Note: the debug information and logs located on the pod are reset during the restart and limit troubleshooting.
Using kubectl and running kubectl get events or kubectl describe pod master-0 -n mssql-cluster did not give me what I needed to understand what happened with the kubelet interactions related to the evictions.
I then executed kubectl get pods -n mssql-cluster -o wide. This output shows the node the master-0 pod is serviced by is node adlgh1-0 on my cluster.
NAMESPACE NAME READY STATUS RESTARTS AGE IP NODE NOMINATED NODE READINESS GATES
mssql-cluster master-0 3/3 Running 0 4h36m 10.244.0.209 adlghl-0 <none> <none>
I then executed kubectl get nodes -o wide and obtained the IP address of the adlgh1-0 node. Using the ip address I established an SSH connection to the node and continued troubleshooting.

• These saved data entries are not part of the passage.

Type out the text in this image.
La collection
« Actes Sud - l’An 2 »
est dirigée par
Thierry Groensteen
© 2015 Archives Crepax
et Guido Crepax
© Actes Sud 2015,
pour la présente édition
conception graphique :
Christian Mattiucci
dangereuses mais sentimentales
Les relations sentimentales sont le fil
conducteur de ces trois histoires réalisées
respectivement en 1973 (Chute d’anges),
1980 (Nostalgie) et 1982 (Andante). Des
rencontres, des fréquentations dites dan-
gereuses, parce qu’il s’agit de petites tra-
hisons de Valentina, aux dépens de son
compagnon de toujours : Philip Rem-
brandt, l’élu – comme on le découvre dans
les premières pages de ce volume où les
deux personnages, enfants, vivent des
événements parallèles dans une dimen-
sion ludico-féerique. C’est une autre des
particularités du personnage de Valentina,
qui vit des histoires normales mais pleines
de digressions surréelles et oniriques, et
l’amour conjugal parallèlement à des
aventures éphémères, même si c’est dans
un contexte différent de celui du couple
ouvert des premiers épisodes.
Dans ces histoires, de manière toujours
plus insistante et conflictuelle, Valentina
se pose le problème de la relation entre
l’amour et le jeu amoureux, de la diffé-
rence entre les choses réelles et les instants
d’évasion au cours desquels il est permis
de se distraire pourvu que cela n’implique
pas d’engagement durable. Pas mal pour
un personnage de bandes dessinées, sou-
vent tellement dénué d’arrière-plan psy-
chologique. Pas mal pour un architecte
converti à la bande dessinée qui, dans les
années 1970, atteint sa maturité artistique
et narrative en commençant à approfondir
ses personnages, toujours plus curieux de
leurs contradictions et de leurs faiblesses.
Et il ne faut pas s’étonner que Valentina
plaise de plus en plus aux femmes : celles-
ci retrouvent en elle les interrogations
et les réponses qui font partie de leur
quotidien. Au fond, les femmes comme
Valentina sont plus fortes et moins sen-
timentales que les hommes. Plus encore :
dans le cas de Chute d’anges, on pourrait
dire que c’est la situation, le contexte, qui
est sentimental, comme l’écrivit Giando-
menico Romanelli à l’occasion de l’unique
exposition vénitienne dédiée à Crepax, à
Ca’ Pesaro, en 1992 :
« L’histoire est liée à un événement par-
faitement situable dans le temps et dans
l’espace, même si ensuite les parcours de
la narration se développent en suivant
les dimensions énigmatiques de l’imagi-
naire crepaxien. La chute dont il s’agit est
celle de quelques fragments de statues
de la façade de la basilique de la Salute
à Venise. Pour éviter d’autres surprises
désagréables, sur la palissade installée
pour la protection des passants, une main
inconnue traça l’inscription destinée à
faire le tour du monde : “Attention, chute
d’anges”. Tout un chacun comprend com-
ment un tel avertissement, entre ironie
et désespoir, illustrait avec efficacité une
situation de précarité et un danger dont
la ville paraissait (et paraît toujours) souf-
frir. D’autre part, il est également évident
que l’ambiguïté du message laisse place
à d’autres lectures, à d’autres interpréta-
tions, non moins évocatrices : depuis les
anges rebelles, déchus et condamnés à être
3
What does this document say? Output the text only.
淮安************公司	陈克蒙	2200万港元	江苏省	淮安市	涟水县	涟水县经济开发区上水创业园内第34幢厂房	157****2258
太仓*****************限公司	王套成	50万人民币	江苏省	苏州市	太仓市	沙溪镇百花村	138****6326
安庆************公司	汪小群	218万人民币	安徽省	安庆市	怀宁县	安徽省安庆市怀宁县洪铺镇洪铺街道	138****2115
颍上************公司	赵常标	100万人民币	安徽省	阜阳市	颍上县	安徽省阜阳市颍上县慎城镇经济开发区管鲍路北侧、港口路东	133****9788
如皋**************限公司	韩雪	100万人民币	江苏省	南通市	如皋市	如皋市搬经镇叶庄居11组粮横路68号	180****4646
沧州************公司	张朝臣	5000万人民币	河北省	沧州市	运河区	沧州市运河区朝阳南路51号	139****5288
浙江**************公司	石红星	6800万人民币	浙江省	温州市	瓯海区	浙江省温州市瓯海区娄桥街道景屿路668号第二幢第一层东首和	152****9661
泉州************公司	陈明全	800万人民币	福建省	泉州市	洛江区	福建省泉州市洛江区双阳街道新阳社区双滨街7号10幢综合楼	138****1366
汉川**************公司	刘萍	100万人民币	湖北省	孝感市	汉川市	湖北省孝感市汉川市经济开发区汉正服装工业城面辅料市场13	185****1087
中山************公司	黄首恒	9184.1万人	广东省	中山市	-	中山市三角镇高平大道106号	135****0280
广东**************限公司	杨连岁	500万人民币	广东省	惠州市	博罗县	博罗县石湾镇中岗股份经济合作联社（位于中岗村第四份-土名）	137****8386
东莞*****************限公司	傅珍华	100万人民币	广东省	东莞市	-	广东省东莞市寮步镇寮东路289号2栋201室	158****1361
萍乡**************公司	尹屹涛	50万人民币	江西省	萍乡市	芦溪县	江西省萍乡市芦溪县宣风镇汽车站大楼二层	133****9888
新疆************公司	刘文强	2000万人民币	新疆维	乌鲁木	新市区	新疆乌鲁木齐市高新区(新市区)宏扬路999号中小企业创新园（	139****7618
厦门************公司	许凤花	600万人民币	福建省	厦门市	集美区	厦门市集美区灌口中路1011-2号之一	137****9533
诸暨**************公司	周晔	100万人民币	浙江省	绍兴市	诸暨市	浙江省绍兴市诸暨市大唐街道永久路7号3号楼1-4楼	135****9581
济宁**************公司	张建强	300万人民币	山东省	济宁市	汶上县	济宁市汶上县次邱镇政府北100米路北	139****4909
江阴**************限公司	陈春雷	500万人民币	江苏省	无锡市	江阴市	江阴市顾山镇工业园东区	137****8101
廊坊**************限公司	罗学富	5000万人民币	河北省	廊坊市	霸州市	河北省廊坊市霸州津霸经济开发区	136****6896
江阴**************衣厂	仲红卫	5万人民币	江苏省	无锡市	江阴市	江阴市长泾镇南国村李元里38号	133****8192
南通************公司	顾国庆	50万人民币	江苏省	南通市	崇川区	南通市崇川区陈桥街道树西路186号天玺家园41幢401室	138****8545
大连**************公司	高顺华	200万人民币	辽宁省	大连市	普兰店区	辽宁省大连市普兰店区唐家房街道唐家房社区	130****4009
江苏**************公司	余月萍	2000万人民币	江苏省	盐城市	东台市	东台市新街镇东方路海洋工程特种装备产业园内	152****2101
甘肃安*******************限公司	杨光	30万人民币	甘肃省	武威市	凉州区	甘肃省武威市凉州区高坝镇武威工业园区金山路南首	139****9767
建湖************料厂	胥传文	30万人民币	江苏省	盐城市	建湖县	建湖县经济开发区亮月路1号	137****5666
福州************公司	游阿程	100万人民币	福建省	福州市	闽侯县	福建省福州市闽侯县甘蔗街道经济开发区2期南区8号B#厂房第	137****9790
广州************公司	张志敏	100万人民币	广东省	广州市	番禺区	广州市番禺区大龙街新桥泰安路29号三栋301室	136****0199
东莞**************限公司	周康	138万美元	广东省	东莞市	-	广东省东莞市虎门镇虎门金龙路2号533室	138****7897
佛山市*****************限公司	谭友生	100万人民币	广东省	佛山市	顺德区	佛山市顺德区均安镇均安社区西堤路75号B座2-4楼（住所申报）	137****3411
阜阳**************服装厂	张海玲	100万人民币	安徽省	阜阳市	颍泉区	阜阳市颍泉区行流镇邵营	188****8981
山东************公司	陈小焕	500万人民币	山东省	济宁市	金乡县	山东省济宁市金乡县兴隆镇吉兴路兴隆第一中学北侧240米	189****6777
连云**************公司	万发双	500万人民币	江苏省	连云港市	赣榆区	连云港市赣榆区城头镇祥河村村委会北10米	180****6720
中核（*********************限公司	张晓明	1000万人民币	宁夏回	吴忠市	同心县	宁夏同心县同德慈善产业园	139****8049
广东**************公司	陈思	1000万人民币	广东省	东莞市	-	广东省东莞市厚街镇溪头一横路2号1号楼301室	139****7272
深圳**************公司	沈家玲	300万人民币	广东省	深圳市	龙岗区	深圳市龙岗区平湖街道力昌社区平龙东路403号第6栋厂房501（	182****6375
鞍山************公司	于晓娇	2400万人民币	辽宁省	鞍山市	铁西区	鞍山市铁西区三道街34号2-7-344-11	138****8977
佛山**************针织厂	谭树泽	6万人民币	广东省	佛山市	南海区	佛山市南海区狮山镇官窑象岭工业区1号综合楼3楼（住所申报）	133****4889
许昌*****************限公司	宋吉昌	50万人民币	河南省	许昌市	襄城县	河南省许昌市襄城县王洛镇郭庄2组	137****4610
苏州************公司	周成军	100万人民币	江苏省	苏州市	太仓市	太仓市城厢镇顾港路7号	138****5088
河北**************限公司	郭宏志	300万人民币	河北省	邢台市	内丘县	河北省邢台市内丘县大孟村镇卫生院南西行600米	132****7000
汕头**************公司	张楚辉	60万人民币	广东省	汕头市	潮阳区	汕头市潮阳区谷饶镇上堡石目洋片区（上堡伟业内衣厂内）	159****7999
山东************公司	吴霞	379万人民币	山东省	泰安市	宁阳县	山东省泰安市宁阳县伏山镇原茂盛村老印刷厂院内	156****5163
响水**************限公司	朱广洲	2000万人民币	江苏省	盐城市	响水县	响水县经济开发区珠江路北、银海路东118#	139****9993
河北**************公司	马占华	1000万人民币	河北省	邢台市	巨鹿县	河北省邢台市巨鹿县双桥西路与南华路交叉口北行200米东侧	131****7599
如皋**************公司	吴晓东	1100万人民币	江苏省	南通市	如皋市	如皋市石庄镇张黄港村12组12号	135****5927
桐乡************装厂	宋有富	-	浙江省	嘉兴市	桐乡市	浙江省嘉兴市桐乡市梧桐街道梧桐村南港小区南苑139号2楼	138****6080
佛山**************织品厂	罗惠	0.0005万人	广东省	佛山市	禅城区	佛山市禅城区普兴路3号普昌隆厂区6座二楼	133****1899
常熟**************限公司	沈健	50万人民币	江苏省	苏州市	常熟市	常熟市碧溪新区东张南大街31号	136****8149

I exeuted various flavors of the journalctl command, spanning the time ranges the pod restarted and found events highlighting the eviction.
kubelet[1242]: I1205 02:54:35.371117 1242 image_gc_manager.go:300] [imageGCManager]: Disk usage on image filesystem is at 85% which is over the high threshold (85%). Trying to free 5214368563 bytes down to the low threshold (80%).
kubelet[1242]: I1205 02:55:10.469831 1242 eviction_manager.go:344] eviction manager: must evict pod(s) to reclaim ephemeral-storage
kubelet[1242]: I1205 02:55:10.471522 1242 eviction_manager.go:362] eviction manager: pods ranked for eviction: sparkhead-0_mssql-cluster(7bb01e5f-2e33-4b72-b8a7-7737010f56b5), app1-vqc87_mssql-cluster(21a3a235-dda4-44b0-8943-f1b4aa1aebf3), logsdb-0_mssql-cluster(90657763-ffcb-4df3-94c5-7791f4f60c58), gateway-0_mssql-cluster(ea099f36-de15-4e2f-aa59-364e21db97cb), master-0_mssql-cluster(9cef954d-0f2b-4eda-9d14-067214eafd87), compute-0-…
In a bit more complicated scenario all pods on a given node appeared to have been paused for ~5 hours. The workload was running along and stalled for ~5 hours. No performance counters, no query cancellations honored, no new connections honored, current connections didn’t make forward progress, no new log entries for any service of any pod assigned to by the node. It was as if someone put the node into sleep mode for ~5 hours.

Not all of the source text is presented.